Not only did my training teach me storytelling, but my legal practice did also. I wrote hundreds of position statements in claims I defended. I drafted affidavits crafting each witness’s role into his or her story. Some were boring recitations of policy. Some were roll-your-eyes tales of stupid human behavior. Some were valiant attempts to improve an employee’s performance. All fed into the story I wanted the ruling body to believe, just as each character’s role in a movie contributes to the whole.

But as an attorney, I had to take the facts as given. I could leave some facts out, but I couldn’t create the stories out of whole cloth. And I had to remember that leaving facts out was risky—the attorney for the other side might well disclose the information at an inopportune moment. It was usually better to control the presentation of the evidence, whenever possible.
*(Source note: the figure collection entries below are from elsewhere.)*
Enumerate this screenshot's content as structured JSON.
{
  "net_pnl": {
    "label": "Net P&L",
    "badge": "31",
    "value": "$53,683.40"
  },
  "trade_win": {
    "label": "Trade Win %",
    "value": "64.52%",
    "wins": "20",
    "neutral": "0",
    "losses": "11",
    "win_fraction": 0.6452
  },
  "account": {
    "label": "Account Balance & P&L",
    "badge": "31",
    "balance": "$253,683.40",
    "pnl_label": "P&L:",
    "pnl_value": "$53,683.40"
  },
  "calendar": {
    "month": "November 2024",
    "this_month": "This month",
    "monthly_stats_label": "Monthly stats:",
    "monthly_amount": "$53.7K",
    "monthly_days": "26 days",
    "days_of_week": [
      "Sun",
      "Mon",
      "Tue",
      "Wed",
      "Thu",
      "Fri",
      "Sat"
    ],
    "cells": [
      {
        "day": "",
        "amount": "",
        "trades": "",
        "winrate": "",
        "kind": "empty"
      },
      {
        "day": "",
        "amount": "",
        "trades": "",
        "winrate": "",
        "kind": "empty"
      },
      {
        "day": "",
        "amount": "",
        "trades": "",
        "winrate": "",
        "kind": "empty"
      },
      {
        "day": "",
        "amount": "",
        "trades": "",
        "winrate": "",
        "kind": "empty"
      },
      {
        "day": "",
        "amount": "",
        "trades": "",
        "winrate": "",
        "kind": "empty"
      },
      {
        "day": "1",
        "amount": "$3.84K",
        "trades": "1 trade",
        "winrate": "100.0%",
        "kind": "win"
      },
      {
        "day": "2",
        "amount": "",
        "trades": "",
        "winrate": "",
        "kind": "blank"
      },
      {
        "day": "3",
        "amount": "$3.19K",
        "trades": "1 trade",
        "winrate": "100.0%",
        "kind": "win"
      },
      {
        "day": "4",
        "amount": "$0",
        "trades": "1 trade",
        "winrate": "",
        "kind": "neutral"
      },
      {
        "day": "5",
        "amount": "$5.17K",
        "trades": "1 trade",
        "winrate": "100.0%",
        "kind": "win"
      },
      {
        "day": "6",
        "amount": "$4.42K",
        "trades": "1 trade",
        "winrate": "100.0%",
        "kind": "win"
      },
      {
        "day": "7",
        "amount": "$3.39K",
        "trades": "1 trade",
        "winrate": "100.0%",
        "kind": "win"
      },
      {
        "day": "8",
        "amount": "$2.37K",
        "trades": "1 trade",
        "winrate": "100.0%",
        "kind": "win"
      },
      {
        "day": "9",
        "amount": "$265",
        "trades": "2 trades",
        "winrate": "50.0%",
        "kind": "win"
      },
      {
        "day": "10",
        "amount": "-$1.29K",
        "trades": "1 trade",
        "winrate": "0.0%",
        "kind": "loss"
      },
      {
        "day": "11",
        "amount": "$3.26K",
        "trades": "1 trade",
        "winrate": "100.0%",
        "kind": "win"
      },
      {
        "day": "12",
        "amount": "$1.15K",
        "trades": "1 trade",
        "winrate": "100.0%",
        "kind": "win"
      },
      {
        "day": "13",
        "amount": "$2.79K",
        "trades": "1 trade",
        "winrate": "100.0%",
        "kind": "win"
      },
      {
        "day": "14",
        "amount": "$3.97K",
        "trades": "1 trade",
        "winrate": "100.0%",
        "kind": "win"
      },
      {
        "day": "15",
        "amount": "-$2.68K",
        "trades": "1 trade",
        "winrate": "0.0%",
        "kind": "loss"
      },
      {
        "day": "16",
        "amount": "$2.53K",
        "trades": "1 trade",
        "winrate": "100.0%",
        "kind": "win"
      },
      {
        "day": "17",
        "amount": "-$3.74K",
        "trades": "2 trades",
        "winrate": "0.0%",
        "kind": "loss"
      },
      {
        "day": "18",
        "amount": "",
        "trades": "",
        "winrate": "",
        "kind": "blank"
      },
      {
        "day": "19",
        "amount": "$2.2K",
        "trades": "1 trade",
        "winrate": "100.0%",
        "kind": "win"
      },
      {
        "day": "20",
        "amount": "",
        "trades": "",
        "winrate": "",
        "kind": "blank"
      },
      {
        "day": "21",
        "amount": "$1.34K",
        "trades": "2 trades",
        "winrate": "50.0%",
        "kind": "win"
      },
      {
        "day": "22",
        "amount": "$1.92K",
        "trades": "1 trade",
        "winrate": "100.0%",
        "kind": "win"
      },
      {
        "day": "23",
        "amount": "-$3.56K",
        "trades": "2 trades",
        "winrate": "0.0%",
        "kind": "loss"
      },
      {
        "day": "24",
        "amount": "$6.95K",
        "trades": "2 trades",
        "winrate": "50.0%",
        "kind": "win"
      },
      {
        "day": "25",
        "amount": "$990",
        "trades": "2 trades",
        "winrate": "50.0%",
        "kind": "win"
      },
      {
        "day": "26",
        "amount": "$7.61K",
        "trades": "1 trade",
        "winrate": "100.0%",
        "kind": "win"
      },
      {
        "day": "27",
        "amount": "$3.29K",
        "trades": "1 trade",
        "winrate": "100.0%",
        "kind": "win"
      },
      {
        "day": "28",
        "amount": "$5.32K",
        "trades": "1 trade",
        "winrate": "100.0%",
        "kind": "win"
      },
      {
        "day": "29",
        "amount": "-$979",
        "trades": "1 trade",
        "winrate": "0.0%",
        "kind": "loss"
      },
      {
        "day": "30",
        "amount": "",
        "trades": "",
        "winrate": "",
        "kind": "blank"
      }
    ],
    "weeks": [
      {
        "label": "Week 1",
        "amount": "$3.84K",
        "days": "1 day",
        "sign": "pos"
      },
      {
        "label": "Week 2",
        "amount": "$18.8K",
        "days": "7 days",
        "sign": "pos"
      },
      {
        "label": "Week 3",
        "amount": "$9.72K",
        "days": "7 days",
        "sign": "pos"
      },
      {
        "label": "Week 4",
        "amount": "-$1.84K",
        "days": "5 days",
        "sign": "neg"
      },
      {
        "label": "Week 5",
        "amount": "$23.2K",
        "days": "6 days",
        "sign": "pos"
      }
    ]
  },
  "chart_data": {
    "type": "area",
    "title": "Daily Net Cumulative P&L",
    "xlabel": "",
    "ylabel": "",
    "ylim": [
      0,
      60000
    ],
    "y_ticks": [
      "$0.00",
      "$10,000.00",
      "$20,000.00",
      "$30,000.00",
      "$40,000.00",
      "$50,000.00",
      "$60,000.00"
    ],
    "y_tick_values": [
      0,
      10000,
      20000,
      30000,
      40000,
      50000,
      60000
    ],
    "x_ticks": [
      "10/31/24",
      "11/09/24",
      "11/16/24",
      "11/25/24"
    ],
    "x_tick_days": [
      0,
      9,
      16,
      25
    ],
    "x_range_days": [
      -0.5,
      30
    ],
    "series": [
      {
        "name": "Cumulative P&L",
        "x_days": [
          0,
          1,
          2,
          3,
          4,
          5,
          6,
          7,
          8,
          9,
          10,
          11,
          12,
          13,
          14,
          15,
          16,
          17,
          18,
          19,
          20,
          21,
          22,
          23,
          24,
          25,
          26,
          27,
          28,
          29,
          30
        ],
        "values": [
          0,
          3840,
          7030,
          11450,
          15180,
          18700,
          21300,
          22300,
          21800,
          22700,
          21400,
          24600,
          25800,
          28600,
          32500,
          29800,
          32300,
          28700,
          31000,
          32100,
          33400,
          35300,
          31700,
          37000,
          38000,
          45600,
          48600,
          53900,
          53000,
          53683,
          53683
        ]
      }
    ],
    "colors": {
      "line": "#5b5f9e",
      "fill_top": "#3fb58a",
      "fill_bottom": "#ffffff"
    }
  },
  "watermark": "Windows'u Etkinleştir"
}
what ifNow, as a writer both of fiction and of creative nonfiction, I can include only what I want to. When writing fiction I can make stuff up. I am constrained only by my imagination and by the parameters of the make-believe world I am building. It might be a very realistic world. It might be historically accurate. It might be total fantasy.

Even when writing non-fiction, creative writers have much more leeway than attorneys do. In fact, writers of memoir are often advised to shape their life story to fit their theme. Leave out parts. Combine characters.

As one editor states in telling writers to develop a story arc in their memoirs:

“. . . You may think because your book is based on your real life experiences (memoir), historical events, scientific experimentation, or natural observations that you don’t need a story to write a book. Think again.

. . .

To write non-fiction and memoir is to inscribe, shape and mold facts into a coherent tale. . . .

Writers need to find their story first and then figure out how best to tell it. . . .”

Story is everything, whether we seek to persuade a judge or jury to decide in our favor, or whether we seek to create a satisfying world for our readers. But I do enjoy the freedom to make up the facts.

When have you used a story to persuade in your career?